B. Second volet du critère relatif à la PRI

(1) La SAR a‑t‑elle eu tort de s’appuyer sur le guide jurisprudentiel révoqué?

[33] La SAR a conclu que la SPR n’avait pas eu tort de se fonder sur le guide jurisprudentiel, qui a été révoqué par la Commission de l’immigration et du statut de réfugié [la CISR] le 8 avril 2020, car il reposait sur des documents sur la situation dans le pays qui n’étaient pas à jour. Comme le fait remarquer le défendeur, le guide avait été révoqué parce que des faits nouveaux sur le Nigéria, notamment en ce qui concerne la capacité des femmes célibataires à déménager dans les diverses villes proposées comme PRI, avaient amoindri la valeur de la décision à titre de guide jurisprudentiel : A.B. c Canada (Citoyenneté et Immigration), 2021 CF 90 au para 47.

[34] En ce qui concerne le guide jurisprudentiel, la SAR a conclu ce qui suit :

[16] [...] Même si le guide jurisprudentiel a été révoqué, le cadre de la décision constituait tout de même un motif d’intérêt. Il est indiqué ce qui suit sur le site Internet de la Commission de l’immigration et du statut de réfugié du Canada :

Le cadre d’analyse du guide jurisprudentiel révoqué, abstraction faite de toute conclusion de fait, sera désigné comme des motifs d’intérêt de la SAR. Le cadre comprend le critère juridique pour établir une PRI viable ainsi que les sept facteurs décrits aux paragraphes 14-15 et 21-30 [caractères italiques ajoutés par la SAR].

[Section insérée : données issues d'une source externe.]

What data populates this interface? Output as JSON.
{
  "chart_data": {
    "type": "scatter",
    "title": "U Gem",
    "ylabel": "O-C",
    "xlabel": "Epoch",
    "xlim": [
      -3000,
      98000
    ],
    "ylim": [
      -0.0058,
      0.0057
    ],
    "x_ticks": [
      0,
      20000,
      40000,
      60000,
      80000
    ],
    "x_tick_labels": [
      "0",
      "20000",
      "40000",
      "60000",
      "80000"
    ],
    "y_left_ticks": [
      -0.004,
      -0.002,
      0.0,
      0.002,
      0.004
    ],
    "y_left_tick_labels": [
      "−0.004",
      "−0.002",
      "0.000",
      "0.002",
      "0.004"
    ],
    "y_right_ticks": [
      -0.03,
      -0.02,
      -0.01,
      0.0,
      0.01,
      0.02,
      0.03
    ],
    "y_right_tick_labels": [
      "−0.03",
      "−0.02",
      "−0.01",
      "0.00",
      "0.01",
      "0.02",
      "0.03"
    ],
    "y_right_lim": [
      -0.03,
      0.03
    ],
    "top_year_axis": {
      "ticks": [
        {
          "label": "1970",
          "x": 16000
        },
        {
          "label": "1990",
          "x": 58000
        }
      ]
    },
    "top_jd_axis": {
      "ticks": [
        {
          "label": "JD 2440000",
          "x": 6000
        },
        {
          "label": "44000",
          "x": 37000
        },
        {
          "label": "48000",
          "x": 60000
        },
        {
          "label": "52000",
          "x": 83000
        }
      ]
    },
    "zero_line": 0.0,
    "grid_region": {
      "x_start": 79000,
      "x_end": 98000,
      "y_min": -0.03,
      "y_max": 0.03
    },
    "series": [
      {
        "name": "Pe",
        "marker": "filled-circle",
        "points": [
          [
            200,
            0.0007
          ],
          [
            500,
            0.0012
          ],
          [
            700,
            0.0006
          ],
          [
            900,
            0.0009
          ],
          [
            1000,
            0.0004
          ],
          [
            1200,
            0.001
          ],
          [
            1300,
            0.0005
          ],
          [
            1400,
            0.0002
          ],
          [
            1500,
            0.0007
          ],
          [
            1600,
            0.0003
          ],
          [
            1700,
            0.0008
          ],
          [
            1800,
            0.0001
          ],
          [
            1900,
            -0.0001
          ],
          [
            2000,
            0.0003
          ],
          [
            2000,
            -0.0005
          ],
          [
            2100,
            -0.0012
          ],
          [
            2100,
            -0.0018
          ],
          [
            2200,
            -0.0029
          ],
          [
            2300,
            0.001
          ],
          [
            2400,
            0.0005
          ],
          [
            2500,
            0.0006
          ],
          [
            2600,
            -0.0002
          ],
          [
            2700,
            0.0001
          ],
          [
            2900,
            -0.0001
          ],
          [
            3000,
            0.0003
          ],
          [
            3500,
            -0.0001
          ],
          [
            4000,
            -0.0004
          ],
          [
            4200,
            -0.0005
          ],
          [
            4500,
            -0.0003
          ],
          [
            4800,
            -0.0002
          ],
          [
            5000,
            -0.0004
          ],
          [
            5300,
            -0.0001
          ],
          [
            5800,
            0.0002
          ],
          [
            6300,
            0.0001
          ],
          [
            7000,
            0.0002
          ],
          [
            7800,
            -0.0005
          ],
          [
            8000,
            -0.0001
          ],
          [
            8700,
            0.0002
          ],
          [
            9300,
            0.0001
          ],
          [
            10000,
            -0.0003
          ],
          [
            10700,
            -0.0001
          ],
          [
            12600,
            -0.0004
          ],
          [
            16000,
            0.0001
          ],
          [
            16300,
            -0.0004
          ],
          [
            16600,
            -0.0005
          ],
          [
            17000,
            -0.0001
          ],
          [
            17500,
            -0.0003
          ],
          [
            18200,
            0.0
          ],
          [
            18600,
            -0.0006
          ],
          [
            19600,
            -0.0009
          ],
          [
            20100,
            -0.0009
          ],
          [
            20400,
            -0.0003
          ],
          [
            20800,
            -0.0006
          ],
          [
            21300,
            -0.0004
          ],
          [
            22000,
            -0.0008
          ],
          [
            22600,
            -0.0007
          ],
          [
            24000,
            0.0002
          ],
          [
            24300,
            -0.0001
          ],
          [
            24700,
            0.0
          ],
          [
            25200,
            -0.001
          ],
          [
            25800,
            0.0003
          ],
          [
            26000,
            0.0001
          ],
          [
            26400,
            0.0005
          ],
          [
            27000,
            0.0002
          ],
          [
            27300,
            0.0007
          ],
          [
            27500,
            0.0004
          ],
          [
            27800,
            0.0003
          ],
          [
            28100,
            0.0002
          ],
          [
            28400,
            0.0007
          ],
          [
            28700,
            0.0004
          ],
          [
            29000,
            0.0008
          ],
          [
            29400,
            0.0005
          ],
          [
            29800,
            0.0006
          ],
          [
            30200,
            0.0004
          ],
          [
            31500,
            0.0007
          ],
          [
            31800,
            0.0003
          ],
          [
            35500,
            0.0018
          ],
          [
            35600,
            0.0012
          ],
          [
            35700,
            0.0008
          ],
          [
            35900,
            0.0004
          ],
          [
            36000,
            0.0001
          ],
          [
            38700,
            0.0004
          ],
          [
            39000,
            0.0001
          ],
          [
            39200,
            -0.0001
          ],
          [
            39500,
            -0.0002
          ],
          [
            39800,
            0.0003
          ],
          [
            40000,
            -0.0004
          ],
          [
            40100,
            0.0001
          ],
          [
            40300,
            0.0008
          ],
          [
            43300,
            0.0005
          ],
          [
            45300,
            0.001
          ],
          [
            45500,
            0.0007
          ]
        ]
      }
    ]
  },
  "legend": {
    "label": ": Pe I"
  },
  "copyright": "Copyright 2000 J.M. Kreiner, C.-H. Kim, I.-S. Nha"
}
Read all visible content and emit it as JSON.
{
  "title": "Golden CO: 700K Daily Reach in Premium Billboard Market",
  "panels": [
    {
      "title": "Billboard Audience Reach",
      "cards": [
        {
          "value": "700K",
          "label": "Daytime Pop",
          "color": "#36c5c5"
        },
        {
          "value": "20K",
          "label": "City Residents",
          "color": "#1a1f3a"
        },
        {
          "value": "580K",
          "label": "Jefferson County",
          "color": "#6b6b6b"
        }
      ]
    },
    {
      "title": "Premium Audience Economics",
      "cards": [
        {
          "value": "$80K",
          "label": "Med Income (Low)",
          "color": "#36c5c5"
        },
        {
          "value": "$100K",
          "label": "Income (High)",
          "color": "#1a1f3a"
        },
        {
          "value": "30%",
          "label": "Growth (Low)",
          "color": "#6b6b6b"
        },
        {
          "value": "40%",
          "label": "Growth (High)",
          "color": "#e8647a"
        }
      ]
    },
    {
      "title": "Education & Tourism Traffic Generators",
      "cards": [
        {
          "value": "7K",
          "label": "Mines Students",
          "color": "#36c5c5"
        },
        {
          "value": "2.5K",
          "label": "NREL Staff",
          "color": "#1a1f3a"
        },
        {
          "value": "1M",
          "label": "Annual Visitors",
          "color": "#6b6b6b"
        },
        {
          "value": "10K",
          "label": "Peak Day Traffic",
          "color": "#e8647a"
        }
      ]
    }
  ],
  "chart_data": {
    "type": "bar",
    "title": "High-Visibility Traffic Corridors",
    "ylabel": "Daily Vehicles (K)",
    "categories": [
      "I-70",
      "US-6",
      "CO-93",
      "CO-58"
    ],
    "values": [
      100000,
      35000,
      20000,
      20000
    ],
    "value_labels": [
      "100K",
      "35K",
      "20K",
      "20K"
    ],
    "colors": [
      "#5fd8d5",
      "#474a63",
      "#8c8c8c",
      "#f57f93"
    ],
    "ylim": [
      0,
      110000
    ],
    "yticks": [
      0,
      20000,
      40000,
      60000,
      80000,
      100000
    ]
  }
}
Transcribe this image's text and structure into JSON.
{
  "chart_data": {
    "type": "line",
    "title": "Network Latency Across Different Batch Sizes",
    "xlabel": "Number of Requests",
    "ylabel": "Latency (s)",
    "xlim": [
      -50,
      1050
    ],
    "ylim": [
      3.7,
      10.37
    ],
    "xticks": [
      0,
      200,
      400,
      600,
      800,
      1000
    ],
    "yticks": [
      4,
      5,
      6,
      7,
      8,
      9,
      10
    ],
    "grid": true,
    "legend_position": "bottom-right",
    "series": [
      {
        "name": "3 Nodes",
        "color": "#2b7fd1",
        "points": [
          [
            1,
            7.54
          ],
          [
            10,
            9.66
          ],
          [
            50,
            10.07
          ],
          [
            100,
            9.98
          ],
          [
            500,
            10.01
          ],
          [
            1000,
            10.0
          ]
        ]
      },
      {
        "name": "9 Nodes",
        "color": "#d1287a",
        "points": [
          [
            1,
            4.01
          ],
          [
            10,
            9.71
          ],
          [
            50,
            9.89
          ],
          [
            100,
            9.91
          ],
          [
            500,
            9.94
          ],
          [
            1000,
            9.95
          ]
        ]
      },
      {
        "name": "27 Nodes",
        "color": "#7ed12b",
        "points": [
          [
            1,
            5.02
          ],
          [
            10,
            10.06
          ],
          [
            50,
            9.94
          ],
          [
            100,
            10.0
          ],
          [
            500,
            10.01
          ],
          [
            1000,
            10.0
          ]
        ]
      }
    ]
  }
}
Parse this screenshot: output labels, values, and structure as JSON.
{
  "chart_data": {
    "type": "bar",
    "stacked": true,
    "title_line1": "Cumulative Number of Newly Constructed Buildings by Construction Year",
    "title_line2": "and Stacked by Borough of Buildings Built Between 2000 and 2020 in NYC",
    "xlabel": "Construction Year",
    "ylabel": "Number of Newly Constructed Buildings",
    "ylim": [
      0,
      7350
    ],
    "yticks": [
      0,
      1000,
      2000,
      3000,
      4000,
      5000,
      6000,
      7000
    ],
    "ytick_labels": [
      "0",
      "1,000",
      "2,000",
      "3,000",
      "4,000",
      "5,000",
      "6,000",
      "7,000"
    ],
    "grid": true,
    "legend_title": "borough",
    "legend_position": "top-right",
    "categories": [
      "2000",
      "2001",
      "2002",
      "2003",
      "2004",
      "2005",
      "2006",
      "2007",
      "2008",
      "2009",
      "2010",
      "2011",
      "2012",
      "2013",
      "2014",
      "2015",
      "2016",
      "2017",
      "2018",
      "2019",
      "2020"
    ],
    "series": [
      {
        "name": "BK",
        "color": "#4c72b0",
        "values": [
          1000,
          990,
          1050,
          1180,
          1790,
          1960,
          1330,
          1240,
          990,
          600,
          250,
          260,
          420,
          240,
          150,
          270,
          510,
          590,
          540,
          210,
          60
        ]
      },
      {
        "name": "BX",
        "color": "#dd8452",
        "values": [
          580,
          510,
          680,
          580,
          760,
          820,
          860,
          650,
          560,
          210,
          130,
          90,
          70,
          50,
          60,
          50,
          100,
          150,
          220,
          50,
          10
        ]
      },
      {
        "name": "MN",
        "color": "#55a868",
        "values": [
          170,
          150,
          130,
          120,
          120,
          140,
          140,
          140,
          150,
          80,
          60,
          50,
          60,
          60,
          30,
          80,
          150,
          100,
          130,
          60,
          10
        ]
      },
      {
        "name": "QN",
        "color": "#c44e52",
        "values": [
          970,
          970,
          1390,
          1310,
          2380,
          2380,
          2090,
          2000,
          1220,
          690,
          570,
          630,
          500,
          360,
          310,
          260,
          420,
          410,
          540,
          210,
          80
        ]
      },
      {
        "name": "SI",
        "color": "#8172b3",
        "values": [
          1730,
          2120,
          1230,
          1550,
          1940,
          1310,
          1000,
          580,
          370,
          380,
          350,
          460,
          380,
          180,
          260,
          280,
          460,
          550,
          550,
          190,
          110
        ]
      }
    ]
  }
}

[17] Donc, le simple fait que le guide jurisprudentiel a été révoqué ne veut pas dire que toute décision passée fondée sur lui doit être automatiquement annulée. Par exemple, un motif sous‑tendant la révocation concerne des éléments de preuve mis à jour au sujet de la capacité d’une femme célibataire de se réinstaller dans un endroit proposé comme PRI au Nigéria, ce qui ne s’applique pas à la situation des appelants. Peu importe, j’ai examiné indépendamment les éléments de preuve liés à une PRI en l’espèce, et je souscris aux conclusions de la SPR en raison des motifs énoncés plus bas.

[35] Comme l’a fait remarquer la SAR, les demandeurs ne contestent pas que le cadre du guide jurisprudentiel a été désigné comme un motif d’intérêt. Toutefois, ils soutiennent que la SPR ne s’est pas contentée d’appliquer le cadre. Les demandeurs soulignent les paragraphes suivants de la décision de la SPR pour démontrer qu’elle s’est grandement fondée sur le guide jurisprudentiel :

[traduction]
[31] Le guide jurisprudentiel, en revanche, mentionne que la réinstallation à l’intérieur du Nigéria, particulièrement dans les régions du centre et du sud, est généralement considérée comme viable pour les demandeurs d’asile qui craignent des acteurs non étatiques.

[32] [...] J’adopte et applique le raisonnement suivi dans le guide jurisprudentiel pour conclure qu’Ibadan ne serait pas déraisonnable ni trop difficile concernant la religion, compte tenu de la prédominance de la foi chrétienne dans cette région.

[...]

[34] Bien que la preuve documentaire indique que la discrimination fondée sur l’identité autochtone dans le contexte d’emplois au gouvernement est prédominante au Nigéria, elle indique également, comme il est cité dans le guide jurisprudentiel, que pour vivre et travailler dans les grandes villes, l’identité autochtone est moins importante [...]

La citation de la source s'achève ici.